I would support this club, I would support a club that is women only, and I would support a club that allows both men and women. I agree with the OP's beef about their acceptance of money by them. I don't know how this club started, but anyone can start a club and have specific rules about membership. Even today there are many organizations that are gender specific, some even have a male/female "side". My first thought when reading this was "maybe get some gals together and approach the club and ask to be their female counterparts, where all the gals shoot some nights, guys some nights, then have shooting times together. Also, increase membership by encouraging couples to join together.

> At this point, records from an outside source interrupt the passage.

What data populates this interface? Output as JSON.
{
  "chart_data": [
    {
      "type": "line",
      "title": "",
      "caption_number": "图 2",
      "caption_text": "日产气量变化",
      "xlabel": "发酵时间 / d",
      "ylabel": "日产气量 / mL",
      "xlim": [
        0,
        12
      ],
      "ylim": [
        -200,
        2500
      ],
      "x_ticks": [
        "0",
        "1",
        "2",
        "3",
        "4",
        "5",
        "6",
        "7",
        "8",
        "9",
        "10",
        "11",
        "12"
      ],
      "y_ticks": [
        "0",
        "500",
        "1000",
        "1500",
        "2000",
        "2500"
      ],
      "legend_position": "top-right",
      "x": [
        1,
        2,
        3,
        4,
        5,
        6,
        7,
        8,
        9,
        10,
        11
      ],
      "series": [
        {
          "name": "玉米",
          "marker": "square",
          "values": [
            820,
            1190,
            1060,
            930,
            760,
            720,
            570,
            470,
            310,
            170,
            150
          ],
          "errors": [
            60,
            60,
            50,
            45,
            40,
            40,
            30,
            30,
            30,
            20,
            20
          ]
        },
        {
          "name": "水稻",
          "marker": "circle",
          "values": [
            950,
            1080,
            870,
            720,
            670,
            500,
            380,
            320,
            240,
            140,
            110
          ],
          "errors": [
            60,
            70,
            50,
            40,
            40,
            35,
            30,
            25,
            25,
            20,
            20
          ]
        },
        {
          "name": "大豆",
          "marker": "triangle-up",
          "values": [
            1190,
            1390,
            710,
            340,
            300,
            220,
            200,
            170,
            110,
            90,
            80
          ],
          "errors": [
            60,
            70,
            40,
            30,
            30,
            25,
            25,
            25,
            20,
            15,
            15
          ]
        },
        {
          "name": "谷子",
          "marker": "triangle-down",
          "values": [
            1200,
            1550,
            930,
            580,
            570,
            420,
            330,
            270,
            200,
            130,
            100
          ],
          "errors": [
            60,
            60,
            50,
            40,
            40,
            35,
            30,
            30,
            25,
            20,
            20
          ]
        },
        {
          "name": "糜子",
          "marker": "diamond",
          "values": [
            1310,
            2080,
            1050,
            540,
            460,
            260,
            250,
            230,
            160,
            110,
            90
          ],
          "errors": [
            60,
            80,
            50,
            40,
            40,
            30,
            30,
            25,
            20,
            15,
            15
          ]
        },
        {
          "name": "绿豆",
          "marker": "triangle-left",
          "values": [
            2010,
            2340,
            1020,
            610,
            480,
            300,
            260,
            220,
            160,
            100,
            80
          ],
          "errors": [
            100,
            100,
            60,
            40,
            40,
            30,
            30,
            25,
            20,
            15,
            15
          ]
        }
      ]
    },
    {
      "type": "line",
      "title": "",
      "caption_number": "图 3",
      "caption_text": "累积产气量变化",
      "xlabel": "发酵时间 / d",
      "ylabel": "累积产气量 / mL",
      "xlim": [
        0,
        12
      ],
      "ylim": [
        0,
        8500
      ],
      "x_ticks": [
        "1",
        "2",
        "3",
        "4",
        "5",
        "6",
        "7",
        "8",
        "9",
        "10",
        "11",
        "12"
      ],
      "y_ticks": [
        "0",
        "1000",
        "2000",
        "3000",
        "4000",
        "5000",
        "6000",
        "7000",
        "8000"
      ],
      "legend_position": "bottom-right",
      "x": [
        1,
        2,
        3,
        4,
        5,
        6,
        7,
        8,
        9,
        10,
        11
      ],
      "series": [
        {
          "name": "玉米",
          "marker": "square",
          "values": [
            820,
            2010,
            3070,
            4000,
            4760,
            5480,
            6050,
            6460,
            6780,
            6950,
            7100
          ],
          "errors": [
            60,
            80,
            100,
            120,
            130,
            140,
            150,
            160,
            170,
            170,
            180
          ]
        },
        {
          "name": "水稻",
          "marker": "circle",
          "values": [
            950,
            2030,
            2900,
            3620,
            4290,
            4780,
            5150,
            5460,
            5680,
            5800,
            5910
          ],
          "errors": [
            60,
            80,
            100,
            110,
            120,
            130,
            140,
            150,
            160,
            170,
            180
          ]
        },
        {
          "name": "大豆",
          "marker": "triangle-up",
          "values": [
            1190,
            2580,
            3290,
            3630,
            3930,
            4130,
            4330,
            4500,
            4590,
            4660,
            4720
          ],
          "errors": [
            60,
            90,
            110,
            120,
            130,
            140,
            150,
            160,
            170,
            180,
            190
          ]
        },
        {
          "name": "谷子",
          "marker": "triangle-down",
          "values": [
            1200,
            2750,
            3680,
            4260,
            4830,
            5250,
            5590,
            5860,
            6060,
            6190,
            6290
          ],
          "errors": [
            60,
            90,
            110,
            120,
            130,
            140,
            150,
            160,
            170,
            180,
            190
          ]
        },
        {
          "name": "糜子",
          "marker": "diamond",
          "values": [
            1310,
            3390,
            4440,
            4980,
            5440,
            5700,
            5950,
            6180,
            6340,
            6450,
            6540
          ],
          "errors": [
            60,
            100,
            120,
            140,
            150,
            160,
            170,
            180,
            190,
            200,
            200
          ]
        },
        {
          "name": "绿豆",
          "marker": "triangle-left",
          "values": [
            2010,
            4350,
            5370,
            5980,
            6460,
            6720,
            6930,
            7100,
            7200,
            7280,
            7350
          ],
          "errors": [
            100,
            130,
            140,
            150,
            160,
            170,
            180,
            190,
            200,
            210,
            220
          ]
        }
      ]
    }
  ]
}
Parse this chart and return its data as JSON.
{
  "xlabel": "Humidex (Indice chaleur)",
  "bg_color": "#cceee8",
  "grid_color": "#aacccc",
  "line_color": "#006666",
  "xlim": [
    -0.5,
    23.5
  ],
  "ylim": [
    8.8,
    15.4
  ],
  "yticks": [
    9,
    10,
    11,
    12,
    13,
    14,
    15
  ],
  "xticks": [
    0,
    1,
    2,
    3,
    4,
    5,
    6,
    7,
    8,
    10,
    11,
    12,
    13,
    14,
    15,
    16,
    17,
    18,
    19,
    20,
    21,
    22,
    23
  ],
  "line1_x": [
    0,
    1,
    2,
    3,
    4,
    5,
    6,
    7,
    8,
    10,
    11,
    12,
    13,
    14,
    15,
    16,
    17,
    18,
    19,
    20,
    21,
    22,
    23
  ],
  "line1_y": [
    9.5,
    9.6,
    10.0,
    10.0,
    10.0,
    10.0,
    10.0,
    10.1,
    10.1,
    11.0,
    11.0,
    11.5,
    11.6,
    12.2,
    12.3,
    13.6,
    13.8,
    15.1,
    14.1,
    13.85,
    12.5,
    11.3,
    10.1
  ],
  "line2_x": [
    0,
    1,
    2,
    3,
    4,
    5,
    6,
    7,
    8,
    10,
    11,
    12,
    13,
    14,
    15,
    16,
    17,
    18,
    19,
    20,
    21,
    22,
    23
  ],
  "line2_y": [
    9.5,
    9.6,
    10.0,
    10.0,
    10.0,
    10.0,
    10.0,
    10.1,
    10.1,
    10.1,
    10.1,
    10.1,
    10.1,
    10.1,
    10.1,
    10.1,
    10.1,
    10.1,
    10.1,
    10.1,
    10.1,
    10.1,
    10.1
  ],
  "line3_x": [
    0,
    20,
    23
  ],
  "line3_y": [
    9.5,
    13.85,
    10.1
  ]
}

Which would give each some gal time, guy time and mutual time." If they don't want to do, start your own as you see fit. I really doubt these guys formed their club because they are afraid of the women's skills or because they are gay, some guys got together and formed a club with no women, in the scheme of things, not out of the ordinary or bad. Respectfully, just some thoughts.


----------



## boarman1 (Jul 20, 2008)

A club that doesnt support women in outrsport is pure stupid. Archery is for family's and anyone should be allowed to join.


----------



## 3Dblackncamo (Jul 22, 2009)

buckeye_girl said:


> I found out today that a local club that we were interested in joining does not allow women to become members. However they have no problem accepting our money to shoot on weekends. I guess more than anything I'm a little put off by this. I expect a bit more out of the archery world perhaps? Have you guys run into this in your neck of the woods? Thoughts??


I would not shoot there or ask to join and as others have stated they may be _ueers, I enjoy a little eye candy when I shoot, so dont let it get you ladies down all of us are not like this, at my club you would be more than welcome to join, shoot, set targets or anything else you chose to do


----------



## threetoe (May 13, 2011)

I like the eye candy at my club.
;-)


----------